Warnings & Precautions:

• Tretinoin dramatically increases photosensitivity — daily SPF ≥30 broad-spectrum sunscreen is mandatory.
• Kojic acid can cause contact sensitization and allergic contact dermatitis; discontinue if significant erythema or vesiculation occurs.
• Avoid in eczematous, sunburned, or broken skin.
• Avoid eye contact.

Drug Interactions:

• Tretinoin: avoid concurrent topical products with benzoyl peroxide, sulfur, salicylic acid, or resorcinol (potential inactivation of tretinoin and/or cumulative irritation).
• Photosensitizing drugs (tetracyclines, fluoroquinolones, thiazides): increased UV sensitivity compounded by tretinoin.

Common Side Effects: Retinoid dermatitis (dryness, peeling, erythema, mild stinging) — typically transient during first 4–6 weeks; kojic acid-related contact sensitization; photosensitivity.

Store at room temperature (15°C–25°C), away from light and heat. Protect from freezing. Tretinoin is light-sensitive; store in original opaque container. Kojic acid may discolor (yellow to brown) upon oxidation — product discoloration may indicate degradation. Use within the beyond-use date specified by Genesis Compounding.

Can I use this in the daytime?

This formulation is typically prescribed for nighttime application due to tretinoin's photosensitivity-increasing effect. Always apply SPF ≥30 broad-spectrum sunscreen in the morning during treatment.

Why is only 0.02% tretinoin used?

The lower tretinoin concentration is intentionally selected to provide epidermal turnover and depigmenting benefits while minimizing retinoid dermatitis (dryness, peeling, irritation), making the regimen more tolerable — particularly in darker Fitzpatrick skin types that may be prone to PIH from inflammation.

How is kojic acid different from hydroquinone?

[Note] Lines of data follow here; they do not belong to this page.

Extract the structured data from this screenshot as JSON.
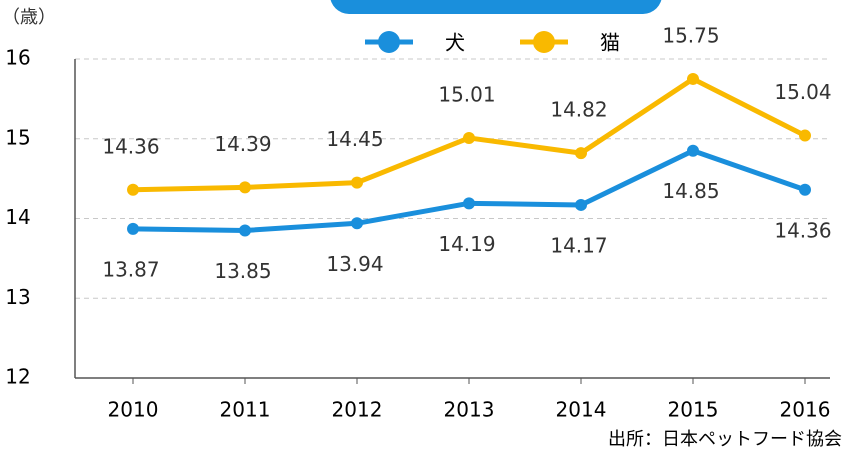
{
  "chart_data": {
    "type": "line",
    "unit_label": "（歳）",
    "source": "出所：日本ペットフード協会",
    "categories": [
      "2010",
      "2011",
      "2012",
      "2013",
      "2014",
      "2015",
      "2016"
    ],
    "series": [
      {
        "name": "犬",
        "color": "#1a8fdc",
        "values": [
          13.87,
          13.85,
          13.94,
          14.19,
          14.17,
          14.85,
          14.36
        ],
        "label_side": "below"
      },
      {
        "name": "猫",
        "color": "#f9b900",
        "values": [
          14.36,
          14.39,
          14.45,
          15.01,
          14.82,
          15.75,
          15.04
        ],
        "label_side": "above"
      }
    ],
    "ylim": [
      12,
      16
    ],
    "yticks": [
      12,
      13,
      14,
      15,
      16
    ],
    "grid": true
  }
}
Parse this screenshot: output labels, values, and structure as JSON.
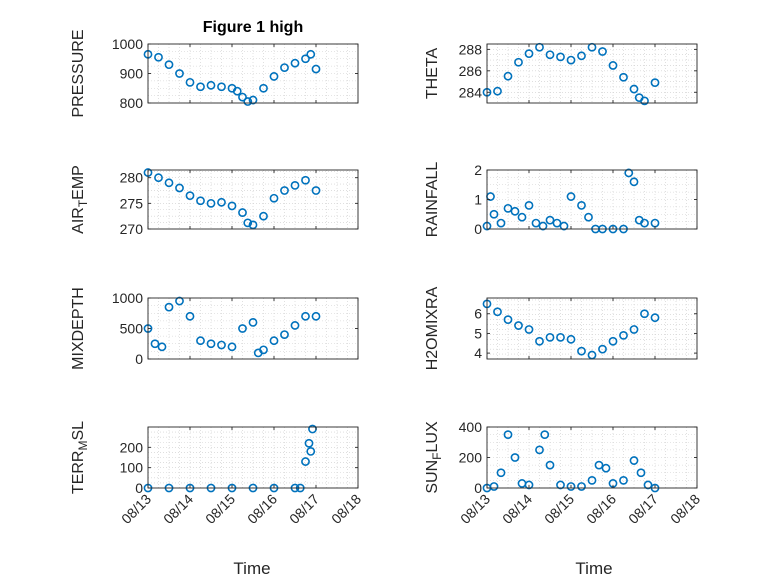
{
  "figure": {
    "xlabel_left": "Time",
    "xlabel_right": "Time",
    "colors": {
      "marker": "#0072BD",
      "axis": "#262626",
      "grid": "#cccccc"
    }
  },
  "chart_data": [
    {
      "type": "scatter",
      "title": "Figure 1 high",
      "ylabel": "PRESSURE",
      "ylim": [
        800,
        1000
      ],
      "yticks": [
        800,
        900,
        1000
      ],
      "x": [
        "08/13 00:00",
        "08/13 06:00",
        "08/13 12:00",
        "08/13 18:00",
        "08/14 00:00",
        "08/14 06:00",
        "08/14 12:00",
        "08/14 18:00",
        "08/15 00:00",
        "08/15 03:00",
        "08/15 06:00",
        "08/15 09:00",
        "08/15 12:00",
        "08/15 18:00",
        "08/16 00:00",
        "08/16 06:00",
        "08/16 12:00",
        "08/16 18:00",
        "08/16 21:00",
        "08/17 00:00"
      ],
      "y": [
        965,
        955,
        930,
        900,
        870,
        855,
        860,
        855,
        850,
        840,
        820,
        805,
        810,
        850,
        890,
        920,
        935,
        950,
        965,
        915
      ]
    },
    {
      "type": "scatter",
      "ylabel": "THETA",
      "ylim": [
        283,
        288.5
      ],
      "yticks": [
        284,
        286,
        288
      ],
      "x": [
        "08/13 00:00",
        "08/13 06:00",
        "08/13 12:00",
        "08/13 18:00",
        "08/14 00:00",
        "08/14 06:00",
        "08/14 12:00",
        "08/14 18:00",
        "08/15 00:00",
        "08/15 06:00",
        "08/15 12:00",
        "08/15 18:00",
        "08/16 00:00",
        "08/16 06:00",
        "08/16 12:00",
        "08/16 15:00",
        "08/16 18:00",
        "08/17 00:00"
      ],
      "y": [
        284,
        284.1,
        285.5,
        286.8,
        287.6,
        288.2,
        287.5,
        287.3,
        287,
        287.4,
        288.2,
        287.8,
        286.5,
        285.4,
        284.3,
        283.5,
        283.2,
        284.9
      ]
    },
    {
      "type": "scatter",
      "ylabel": "AIR_TEMP",
      "ylim": [
        270,
        281.5
      ],
      "yticks": [
        270,
        275,
        280
      ],
      "x": [
        "08/13 00:00",
        "08/13 06:00",
        "08/13 12:00",
        "08/13 18:00",
        "08/14 00:00",
        "08/14 06:00",
        "08/14 12:00",
        "08/14 18:00",
        "08/15 00:00",
        "08/15 06:00",
        "08/15 09:00",
        "08/15 12:00",
        "08/15 18:00",
        "08/16 00:00",
        "08/16 06:00",
        "08/16 12:00",
        "08/16 18:00",
        "08/17 00:00"
      ],
      "y": [
        281,
        280,
        279,
        278,
        276.5,
        275.5,
        275,
        275.2,
        274.5,
        273.2,
        271.2,
        270.8,
        272.5,
        276,
        277.5,
        278.5,
        279.5,
        277.5
      ]
    },
    {
      "type": "scatter",
      "ylabel": "RAINFALL",
      "ylim": [
        0,
        2
      ],
      "yticks": [
        0,
        1,
        2
      ],
      "x": [
        "08/13 00:00",
        "08/13 02:00",
        "08/13 04:00",
        "08/13 08:00",
        "08/13 12:00",
        "08/13 16:00",
        "08/13 20:00",
        "08/14 00:00",
        "08/14 04:00",
        "08/14 08:00",
        "08/14 12:00",
        "08/14 16:00",
        "08/14 20:00",
        "08/15 00:00",
        "08/15 06:00",
        "08/15 10:00",
        "08/15 14:00",
        "08/15 18:00",
        "08/16 00:00",
        "08/16 06:00",
        "08/16 09:00",
        "08/16 12:00",
        "08/16 15:00",
        "08/16 18:00",
        "08/17 00:00"
      ],
      "y": [
        0.1,
        1.1,
        0.5,
        0.2,
        0.7,
        0.6,
        0.4,
        0.8,
        0.2,
        0.1,
        0.3,
        0.2,
        0.1,
        1.1,
        0.8,
        0.4,
        0,
        0,
        0,
        0,
        1.9,
        1.6,
        0.3,
        0.2,
        0.2
      ]
    },
    {
      "type": "scatter",
      "ylabel": "MIXDEPTH",
      "ylim": [
        0,
        1000
      ],
      "yticks": [
        0,
        500,
        1000
      ],
      "x": [
        "08/13 00:00",
        "08/13 04:00",
        "08/13 08:00",
        "08/13 12:00",
        "08/13 18:00",
        "08/14 00:00",
        "08/14 06:00",
        "08/14 12:00",
        "08/14 18:00",
        "08/15 00:00",
        "08/15 06:00",
        "08/15 12:00",
        "08/15 15:00",
        "08/15 18:00",
        "08/16 00:00",
        "08/16 06:00",
        "08/16 12:00",
        "08/16 18:00",
        "08/17 00:00"
      ],
      "y": [
        500,
        250,
        200,
        850,
        950,
        700,
        300,
        250,
        230,
        200,
        500,
        600,
        100,
        150,
        300,
        400,
        550,
        700,
        700
      ]
    },
    {
      "type": "scatter",
      "ylabel": "H2OMIXRA",
      "ylim": [
        3.7,
        6.8
      ],
      "yticks": [
        4,
        5,
        6
      ],
      "x": [
        "08/13 00:00",
        "08/13 06:00",
        "08/13 12:00",
        "08/13 18:00",
        "08/14 00:00",
        "08/14 06:00",
        "08/14 12:00",
        "08/14 18:00",
        "08/15 00:00",
        "08/15 06:00",
        "08/15 12:00",
        "08/15 18:00",
        "08/16 00:00",
        "08/16 06:00",
        "08/16 12:00",
        "08/16 18:00",
        "08/17 00:00"
      ],
      "y": [
        6.5,
        6.1,
        5.7,
        5.4,
        5.2,
        4.6,
        4.8,
        4.8,
        4.7,
        4.1,
        3.9,
        4.2,
        4.6,
        4.9,
        5.2,
        6,
        5.8
      ]
    },
    {
      "type": "scatter",
      "ylabel": "TERR_MSL",
      "ylim": [
        0,
        300
      ],
      "yticks": [
        0,
        100,
        200
      ],
      "x": [
        "08/13 00:00",
        "08/13 12:00",
        "08/14 00:00",
        "08/14 12:00",
        "08/15 00:00",
        "08/15 12:00",
        "08/16 00:00",
        "08/16 12:00",
        "08/16 15:00",
        "08/16 18:00",
        "08/16 20:00",
        "08/16 21:00",
        "08/16 22:00"
      ],
      "y": [
        0,
        0,
        0,
        0,
        0,
        0,
        0,
        0,
        0,
        130,
        220,
        180,
        290
      ]
    },
    {
      "type": "scatter",
      "ylabel": "SUN_FLUX",
      "ylim": [
        0,
        400
      ],
      "yticks": [
        0,
        200,
        400
      ],
      "x": [
        "08/13 00:00",
        "08/13 04:00",
        "08/13 08:00",
        "08/13 12:00",
        "08/13 16:00",
        "08/13 20:00",
        "08/14 00:00",
        "08/14 06:00",
        "08/14 09:00",
        "08/14 12:00",
        "08/14 18:00",
        "08/15 00:00",
        "08/15 06:00",
        "08/15 12:00",
        "08/15 16:00",
        "08/15 20:00",
        "08/16 00:00",
        "08/16 06:00",
        "08/16 12:00",
        "08/16 16:00",
        "08/16 20:00",
        "08/17 00:00"
      ],
      "y": [
        0,
        10,
        100,
        350,
        200,
        30,
        20,
        250,
        350,
        150,
        20,
        10,
        10,
        50,
        150,
        130,
        30,
        50,
        180,
        100,
        20,
        0
      ]
    }
  ],
  "xaxis": {
    "range": [
      "08/13 00:00",
      "08/18 00:00"
    ],
    "ticks": [
      "08/13",
      "08/14",
      "08/15",
      "08/16",
      "08/17",
      "08/18"
    ]
  }
}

Kojic acid inhibits tyrosinase by chelating copper at its active site; hydroquinone inhibits tyrosinase through substrate competition and also has cytotoxic effects on melanocytes at higher concentrations. Kojic acid is often used in patients where hydroquinone is not appropriate or has caused ochronosis with long-term use.

Is this FDA-approved?

No. This is a patient-specific, prescriber-directed 503A compounded preparation from Genesis Compounding, not FDA-approved as a compounded drug.

How long before I see improvement?

Clinical improvement in hyperpigmentation generally becomes visible after 8–12 weeks of consistent use with daily sunscreen. Your prescriber will monitor response and adjust therapy as needed.